Pour mémoire, en matière obligataire, une hausse des taux a pour effet de diminuer le rendement des obligations existantes puisqu'il devient possible de trouver des obligations plus intéressantes sur le marché. Avec la remontée certaine des taux orchestrée par les Banques Centrales, il sera désormais très difficile de trouver des actifs obligataires rémunérateurs et sans risques. Hormis quelques exceptions (obligations indexées sur l'inflation), l'une des rares façons d'obtenir un rendement intéressant consistera à sélectionner des fonds d'obligations datés et fermés, n'investissant pas dans de nouvelles lignes obligataires en cours de vie et jusqu'à leur terme (puisque tout nouvel investissement aurait tendance à faire baisser le rendement initial).

  • Assurance-Vie : avantages maintenus

L'application de la flat tax a eu pour effet immédiat de limiter les disparités de fiscalités sur la plupart desrevenus du capital. Néanmoins, le cadre fiscal de l'assurance-vie demeure toujours très favorable (en ce qui concerne notamment la transmission du capital ou la souplesse de gestion).

A noter également (même si ce n'est pas nouveau) que la remontée des taux incite de plus en plus fortement les assureurs à envisager à court ou moyen terme la disparition programmée du fonds Euros au profit d'unités de comptes moins sécurisées.

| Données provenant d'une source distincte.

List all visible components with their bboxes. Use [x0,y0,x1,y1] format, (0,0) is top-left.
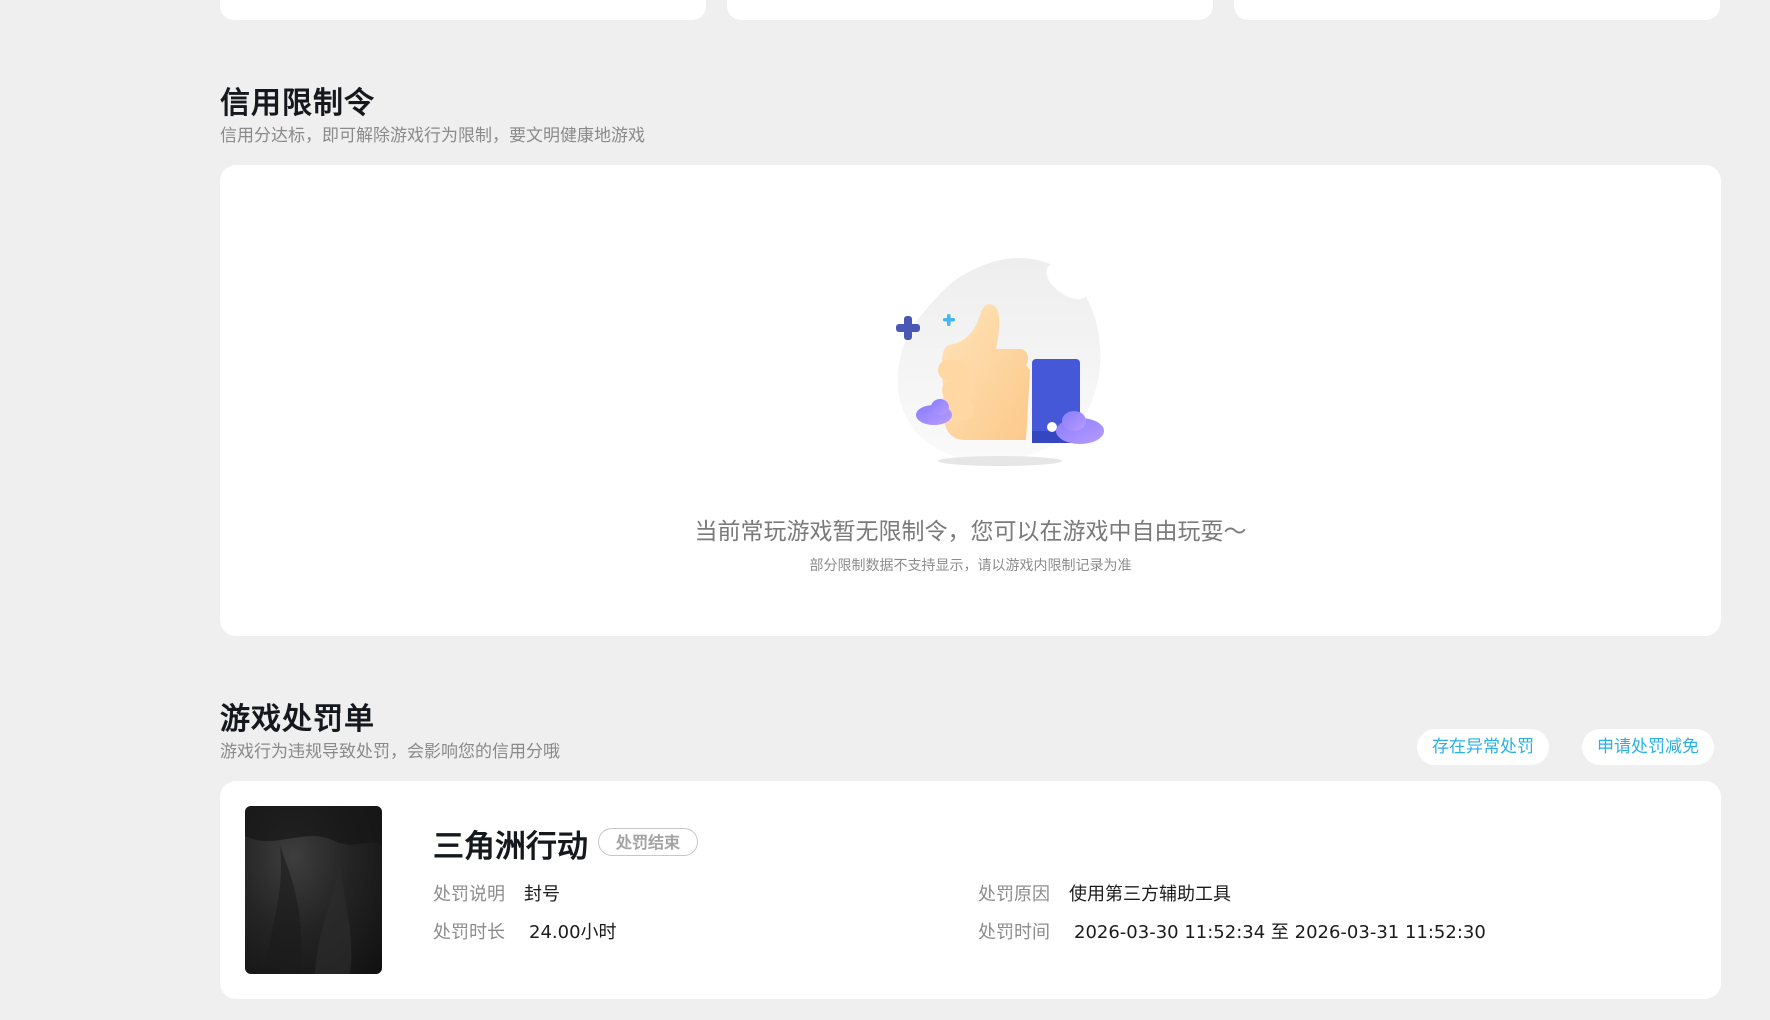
penalty-desc-label: 处罚说明 [433,884,505,905]
penalty-record-card[interactable]: 三角洲行动 处罚结束 处罚说明 封号 处罚时长 24.00小时 处罚原因 使用第… [220,781,1721,999]
game-cover-image [245,806,382,974]
penalty-section-subtitle: 游戏行为违规导致处罚，会影响您的信用分哦 [220,742,560,762]
penalty-time-label: 处罚时间 [978,922,1050,943]
top-card-left [220,0,706,20]
empty-state-title: 当前常玩游戏暂无限制令，您可以在游戏中自由玩耍～ [694,519,1247,545]
appeal-penalty-button[interactable]: 申请处罚减免 [1582,729,1714,765]
top-card-right [1234,0,1720,20]
top-card-middle [727,0,1213,20]
game-name: 三角洲行动 [433,829,588,865]
penalty-section-title: 游戏处罚单 [220,702,375,737]
status-badge: 处罚结束 [598,828,699,856]
penalty-reason-label: 处罚原因 [978,884,1050,905]
penalty-desc-value: 封号 [524,884,560,905]
abnormal-penalty-button[interactable]: 存在异常处罚 [1417,729,1549,765]
restriction-section-subtitle: 信用分达标，即可解除游戏行为限制，要文明健康地游戏 [220,126,645,146]
penalty-time-value: 2026-03-30 11:52:34 至 2026-03-31 11:52:3… [1074,922,1486,943]
restriction-section-title: 信用限制令 [220,86,375,121]
restriction-empty-card: 当前常玩游戏暂无限制令，您可以在游戏中自由玩耍～ 部分限制数据不支持显示，请以游… [220,165,1721,636]
penalty-duration-value: 24.00小时 [529,922,617,943]
penalty-reason-value: 使用第三方辅助工具 [1069,884,1231,905]
thumbs-up-illustration [896,258,1104,466]
penalty-duration-label: 处罚时长 [433,922,505,943]
empty-state-note: 部分限制数据不支持显示，请以游戏内限制记录为准 [809,558,1132,574]
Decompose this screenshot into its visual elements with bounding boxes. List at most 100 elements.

  • Immobilier : La valeur sûre

Alors que les actifs financiers classiques sont régulièrement attaqués et n'arrivent plus à assurer une progression linéaire à court terme, l'immobilier offre toujours une certaine régularité pour générer des revenus complémentaires. Même si la politique actuelle demeure paradoxale par le fait d'une incitation à construire plus de logements tout en maintenant une taxation toujours lourde de la détention et des revenus immobiliers (avec l'IFI et la fiscalité sur les revenus fonciers), bon nombre d'investisseurs se replient actuellement sur les SCPI ou l'immobilier en direct. La faiblesse des taux de crédits permet en effet encore de réaliser des montages intéressants (taux de crédits constatés au mois de juin : 1,44% en moyenne).

A titre d'exemple, il est utile de s'intéresser actuellement aux OPCI (Organismes de Placements Collectifs Immobiliers) basés sur la fiscalité en meublé (LMNP). Ces investissements peuvent s'envisager à partir de quelques milliers d'Euros et sont en l'état actuel exemptés de fiscalité. Leur rentabilité dépasse les 4% nets.